The market conditions of the last few days, where a MWh sells for a penny and even registers negative values, do not reflect a sustainable trend in the long term, but lead even further down the graph of the accelerated decline in energy prices of the last year. With several GW of capacity announced to come online this year and into 2025, investment companies will have a tough time meeting their yield targets if prices continue this trend.
OPCOM published a weighted average price for the day-ahead market (DAM, PZU) of 328.50 lei/MWh for March, approximately 6.2% lower than that of February 2024.
The March 2024 weighted average price is actually 53% lower than the February 2023 closing average price.
According to OPCOM’s latest available monthly report, the average price of electricity fell by 50.36% in February, compared to the same period in 2023, on the day-ahead market segment (PZU), in nominal terms, according to OPCOM data consulted by Energynomics.
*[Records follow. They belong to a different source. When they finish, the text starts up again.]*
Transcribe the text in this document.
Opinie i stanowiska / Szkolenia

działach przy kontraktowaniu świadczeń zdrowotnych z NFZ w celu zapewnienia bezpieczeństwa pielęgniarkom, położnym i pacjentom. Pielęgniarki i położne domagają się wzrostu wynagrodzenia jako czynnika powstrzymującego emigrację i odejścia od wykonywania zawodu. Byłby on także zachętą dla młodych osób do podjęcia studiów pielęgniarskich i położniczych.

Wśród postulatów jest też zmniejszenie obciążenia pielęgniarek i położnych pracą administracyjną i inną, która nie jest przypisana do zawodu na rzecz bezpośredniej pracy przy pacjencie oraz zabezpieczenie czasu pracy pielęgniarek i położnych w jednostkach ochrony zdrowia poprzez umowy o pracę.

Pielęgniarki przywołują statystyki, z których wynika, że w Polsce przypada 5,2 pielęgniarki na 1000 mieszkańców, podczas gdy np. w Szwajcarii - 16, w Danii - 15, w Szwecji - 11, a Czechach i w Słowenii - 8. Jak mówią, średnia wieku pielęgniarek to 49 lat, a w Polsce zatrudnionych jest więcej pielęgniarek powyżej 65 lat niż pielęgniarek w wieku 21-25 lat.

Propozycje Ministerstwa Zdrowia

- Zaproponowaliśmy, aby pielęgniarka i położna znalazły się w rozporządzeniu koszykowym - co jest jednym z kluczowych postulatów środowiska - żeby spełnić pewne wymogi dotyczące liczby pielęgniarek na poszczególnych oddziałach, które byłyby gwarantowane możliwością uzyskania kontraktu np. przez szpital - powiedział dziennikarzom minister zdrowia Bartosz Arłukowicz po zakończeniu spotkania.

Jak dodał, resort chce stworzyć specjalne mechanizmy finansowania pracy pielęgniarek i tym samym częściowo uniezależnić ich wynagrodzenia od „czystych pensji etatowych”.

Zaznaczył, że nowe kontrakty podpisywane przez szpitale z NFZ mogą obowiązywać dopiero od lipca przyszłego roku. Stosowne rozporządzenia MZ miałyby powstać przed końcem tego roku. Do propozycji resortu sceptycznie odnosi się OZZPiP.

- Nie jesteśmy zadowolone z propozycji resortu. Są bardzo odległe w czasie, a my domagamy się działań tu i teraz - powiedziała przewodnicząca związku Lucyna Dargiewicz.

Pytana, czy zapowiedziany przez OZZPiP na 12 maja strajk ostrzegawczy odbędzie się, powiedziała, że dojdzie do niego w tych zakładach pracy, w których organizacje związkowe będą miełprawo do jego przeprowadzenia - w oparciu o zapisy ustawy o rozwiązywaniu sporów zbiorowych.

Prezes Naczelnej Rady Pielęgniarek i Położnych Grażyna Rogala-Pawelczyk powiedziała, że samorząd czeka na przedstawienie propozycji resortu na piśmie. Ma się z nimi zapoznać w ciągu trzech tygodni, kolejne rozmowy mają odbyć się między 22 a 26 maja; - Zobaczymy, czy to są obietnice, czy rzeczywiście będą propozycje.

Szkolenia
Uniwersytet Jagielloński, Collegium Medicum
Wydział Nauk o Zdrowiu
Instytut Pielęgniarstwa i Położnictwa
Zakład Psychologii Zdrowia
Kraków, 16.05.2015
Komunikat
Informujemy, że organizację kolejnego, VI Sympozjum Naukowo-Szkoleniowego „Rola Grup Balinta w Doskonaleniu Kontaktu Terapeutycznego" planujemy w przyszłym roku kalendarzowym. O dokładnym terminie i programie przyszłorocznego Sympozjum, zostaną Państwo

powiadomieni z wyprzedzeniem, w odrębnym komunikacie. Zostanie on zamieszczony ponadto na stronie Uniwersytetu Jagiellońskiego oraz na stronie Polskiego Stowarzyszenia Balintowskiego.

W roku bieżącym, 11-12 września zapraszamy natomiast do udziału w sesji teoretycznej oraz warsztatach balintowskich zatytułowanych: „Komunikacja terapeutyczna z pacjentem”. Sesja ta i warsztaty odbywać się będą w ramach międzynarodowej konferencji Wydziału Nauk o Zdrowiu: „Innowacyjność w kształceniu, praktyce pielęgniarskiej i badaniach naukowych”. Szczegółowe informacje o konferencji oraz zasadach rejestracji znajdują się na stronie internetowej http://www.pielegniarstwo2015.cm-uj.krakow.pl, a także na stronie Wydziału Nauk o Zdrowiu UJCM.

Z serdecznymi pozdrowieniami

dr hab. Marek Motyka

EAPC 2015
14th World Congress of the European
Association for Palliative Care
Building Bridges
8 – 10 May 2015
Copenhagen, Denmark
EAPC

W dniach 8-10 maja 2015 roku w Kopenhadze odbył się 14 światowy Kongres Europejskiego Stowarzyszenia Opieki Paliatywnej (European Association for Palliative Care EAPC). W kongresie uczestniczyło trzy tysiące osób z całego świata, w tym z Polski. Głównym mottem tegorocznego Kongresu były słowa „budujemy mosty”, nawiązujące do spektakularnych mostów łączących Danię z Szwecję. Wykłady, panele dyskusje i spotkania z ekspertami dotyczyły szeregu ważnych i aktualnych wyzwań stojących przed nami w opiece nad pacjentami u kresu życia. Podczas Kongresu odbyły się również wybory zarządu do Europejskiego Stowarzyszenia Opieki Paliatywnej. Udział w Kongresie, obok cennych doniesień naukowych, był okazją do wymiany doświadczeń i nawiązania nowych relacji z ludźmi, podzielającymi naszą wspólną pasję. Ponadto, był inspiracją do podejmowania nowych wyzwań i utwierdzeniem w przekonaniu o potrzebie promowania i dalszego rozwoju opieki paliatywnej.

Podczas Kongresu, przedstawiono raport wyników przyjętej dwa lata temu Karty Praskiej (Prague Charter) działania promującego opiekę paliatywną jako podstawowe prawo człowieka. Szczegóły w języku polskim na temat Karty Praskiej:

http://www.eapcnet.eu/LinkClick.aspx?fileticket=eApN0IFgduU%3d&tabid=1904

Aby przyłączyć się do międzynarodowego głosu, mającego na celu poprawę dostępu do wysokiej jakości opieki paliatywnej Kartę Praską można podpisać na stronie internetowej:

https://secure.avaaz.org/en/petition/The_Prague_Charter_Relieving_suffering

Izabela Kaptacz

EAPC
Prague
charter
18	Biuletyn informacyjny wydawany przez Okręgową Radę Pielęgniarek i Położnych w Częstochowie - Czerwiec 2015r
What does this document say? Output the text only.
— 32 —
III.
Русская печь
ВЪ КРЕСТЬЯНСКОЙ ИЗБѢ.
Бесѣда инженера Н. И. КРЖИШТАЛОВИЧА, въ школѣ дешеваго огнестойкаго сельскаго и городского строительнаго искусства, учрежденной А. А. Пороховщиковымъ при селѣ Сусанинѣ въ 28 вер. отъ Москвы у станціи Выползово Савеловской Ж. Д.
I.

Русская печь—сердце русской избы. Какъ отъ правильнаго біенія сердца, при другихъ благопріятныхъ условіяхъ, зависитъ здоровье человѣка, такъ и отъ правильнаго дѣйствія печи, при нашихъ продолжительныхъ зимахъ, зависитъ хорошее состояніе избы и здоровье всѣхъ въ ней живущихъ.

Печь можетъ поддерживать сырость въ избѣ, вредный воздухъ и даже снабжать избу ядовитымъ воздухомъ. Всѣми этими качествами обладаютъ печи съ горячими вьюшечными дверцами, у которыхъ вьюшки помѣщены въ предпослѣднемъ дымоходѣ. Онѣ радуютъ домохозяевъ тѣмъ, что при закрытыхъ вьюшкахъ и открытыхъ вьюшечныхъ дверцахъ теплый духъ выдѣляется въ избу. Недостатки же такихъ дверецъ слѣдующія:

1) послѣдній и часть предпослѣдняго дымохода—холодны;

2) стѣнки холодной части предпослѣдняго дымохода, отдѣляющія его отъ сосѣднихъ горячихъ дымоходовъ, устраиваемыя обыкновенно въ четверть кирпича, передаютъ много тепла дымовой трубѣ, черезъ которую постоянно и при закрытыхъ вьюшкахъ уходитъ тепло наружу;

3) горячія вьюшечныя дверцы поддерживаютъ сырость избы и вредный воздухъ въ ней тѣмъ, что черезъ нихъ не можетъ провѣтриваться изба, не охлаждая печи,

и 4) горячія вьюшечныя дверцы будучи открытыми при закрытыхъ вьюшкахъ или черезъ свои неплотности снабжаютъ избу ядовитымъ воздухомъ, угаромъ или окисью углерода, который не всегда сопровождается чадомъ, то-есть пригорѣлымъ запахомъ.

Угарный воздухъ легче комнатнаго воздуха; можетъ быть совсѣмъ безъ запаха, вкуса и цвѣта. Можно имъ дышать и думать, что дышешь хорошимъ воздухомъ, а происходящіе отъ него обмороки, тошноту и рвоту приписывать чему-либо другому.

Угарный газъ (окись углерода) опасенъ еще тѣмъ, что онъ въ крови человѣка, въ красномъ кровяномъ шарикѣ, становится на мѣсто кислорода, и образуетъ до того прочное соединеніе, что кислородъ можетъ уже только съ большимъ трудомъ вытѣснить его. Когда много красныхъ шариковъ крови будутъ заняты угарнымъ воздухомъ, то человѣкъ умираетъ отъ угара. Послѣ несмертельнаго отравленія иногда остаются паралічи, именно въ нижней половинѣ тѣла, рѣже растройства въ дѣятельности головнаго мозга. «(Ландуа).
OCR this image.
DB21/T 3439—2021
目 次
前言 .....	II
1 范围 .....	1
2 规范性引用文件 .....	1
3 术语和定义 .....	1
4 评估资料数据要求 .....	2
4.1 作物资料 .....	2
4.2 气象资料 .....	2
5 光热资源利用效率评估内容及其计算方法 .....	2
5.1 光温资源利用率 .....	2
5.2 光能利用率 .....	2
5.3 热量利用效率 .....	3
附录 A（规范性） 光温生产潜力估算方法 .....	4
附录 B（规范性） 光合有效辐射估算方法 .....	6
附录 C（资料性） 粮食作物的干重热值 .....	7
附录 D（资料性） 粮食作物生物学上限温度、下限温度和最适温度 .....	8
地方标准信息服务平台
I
Thus, the average closing price was 347 lei/MWh in February 2024, compared to 699 lei in February 2023. The volume of transactions increased by 3.09% in the aforementioned period, up to 1.6TWh, however, in February compared to January 2024, it decreased considerably, by 22.82%. Also compared to January 2024, the average closing price on PZU decreased by 20.42% in nominal terms.
The value of transactions in February, on PZU, was around 561 million lei, almost 48% lower than in the similar period in 2023 and almost 40% lower than in January 2024. The share of PZU transactions in the forecasted net consumption was of 37.4%.
When have negative values been recorded before?
In mid-May 2023, Romania fully registered negative electricity prices on the market for the next day, and negative prices of 2,000 euros per MWh were reached in the balancing market.
“Currently, Romania’s export-import capacity is somewhere around 3,000-3,500 megawatts in periods when the network is complete. In the period with withdrawals from operation, this drops to somewhere around 2,500 (MWh). But through the investments we are making in the next period, we have the obligation to reach over 5,000 megawatts of export and import capacity at the end of 2025. There are and will be large capacities and they will increase until 2030, along with the development of the electric transmission network, both in Romania, but also within the operators with which we operate interconnected… Consumers are the ones who pay and look at what what happened last weekend. It is the first weekend in which PZU prices in Romania were negative. In the balancing market that we administer, negative prices of 2,000 euros per Megawatt-hour have been reached. This means that those who had a surplus during those hours on the weekend, in addition to the fact that they purchased energy at market prices, will pay very, very high prices during the settlement stage. That is why consumption is needed and there is also another element, another facet, which we know less about, which is our responsibility, the defense and restoration part of a system”, said Virgiliu Ivan, director of DEN CNTEE Transelectrica, a year ago.